When applying HERK1 antibodies in super-resolution microscopy, researchers should consider these methodological factors:

• Antibody quality and specificity: Super-resolution techniques magnify not only signals but also background and artifacts. Use highly specific antibodies validated in knockout controls like herk1-1 .

• Fluorophore selection:

  • For STORM/PALM: Select bright, photoswitchable fluorophores (e.g., Alexa Fluor 647)

  • For STED: Choose fluorophores resistant to high-intensity depletion lasers (e.g., STAR RED, ATTO 647N)

  • For SIM: Conventional fluorophores are suitable but should have high photostability

• Sample preparation optimization:

  • Fixation must preserve nanoscale structures without introducing artifacts

  • Consider using smaller probes (Fab fragments, nanobodies) for improved resolution

  • Optimize antibody concentration to ensure appropriate labeling density

• Multicolor considerations: When studying HERK1 interactions with proteins like ANJ , carefully select fluorophore pairs with minimal crosstalk and compatible for the chosen super-resolution technique.

• Quantitative analysis: Develop rigorous analysis methods to quantify nanoscale distribution patterns, clustering, or colocalization with interaction partners.
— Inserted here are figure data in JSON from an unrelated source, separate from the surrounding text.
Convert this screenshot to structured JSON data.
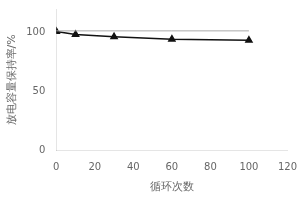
{
  "chart_data": {
    "type": "line",
    "xlabel": "循环次数",
    "ylabel": "放电容量保持率/%",
    "xlim": [
      0,
      120
    ],
    "ylim": [
      0,
      120
    ],
    "xticks": [
      0,
      20,
      40,
      60,
      80,
      100,
      120
    ],
    "yticks": [
      0,
      50,
      100
    ],
    "grid": false,
    "x": [
      0,
      10,
      30,
      60,
      100
    ],
    "series": [
      {
        "color": "#aaaaaa",
        "marker": "none",
        "values": [
          101.5,
          101.5,
          101.5,
          101.5,
          101.5
        ]
      },
      {
        "color": "#111111",
        "marker": "triangle",
        "values": [
          101.0,
          98.5,
          96.5,
          94.5,
          93.5
        ]
      }
    ]
  }
}
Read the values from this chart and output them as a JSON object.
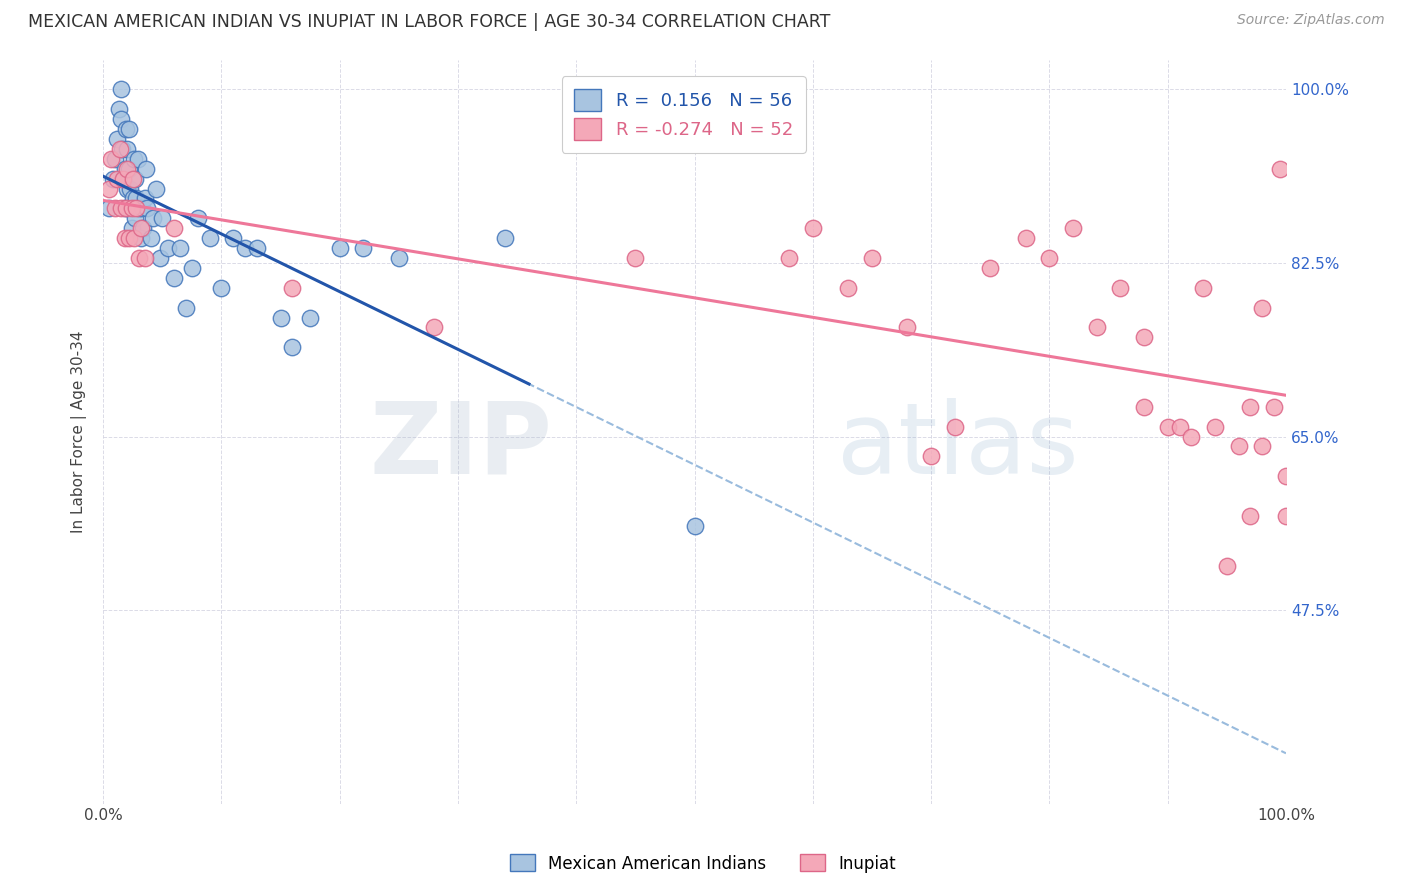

How can mass cytometry (CyTOF) be used with HERK1 antibodies for multi-parameter analysis?

To implement HERK1 antibodies in mass cytometry (CyTOF) studies:

• Metal conjugation: Conjugate purified HERK1 antibodies with rare earth metals (e.g., lanthanides) using commercial conjugation kits. Different isotopes can be used for antibodies targeting total HERK1 versus phosphorylated forms.

• Panel design: Design comprehensive panels including:

  • HERK1 and related family members like ANJ

  • Potential interaction partners

  • Phosphorylation-specific markers

  • Cell type and cell state markers

  • Subcellular markers to track localization

• Sample preparation considerations:

  • Optimize fixation and permeabilization for simultaneous detection of surface and intracellular proteins

  • Include cell barcoding to minimize batch effects

  • Prepare single-stained controls for each metal-conjugated antibody

• Data analysis approaches:

  • Apply dimension reduction techniques (tSNE, UMAP) to visualize complex relationships

  • Use clustering algorithms to identify cell populations with distinct HERK1 expression or activation patterns

  • Implement trajectory analysis to map HERK1 activity changes during developmental or signaling processes

This approach allows simultaneous examination of HERK1 expression, activation state, and dozens of other parameters at single-cell resolution.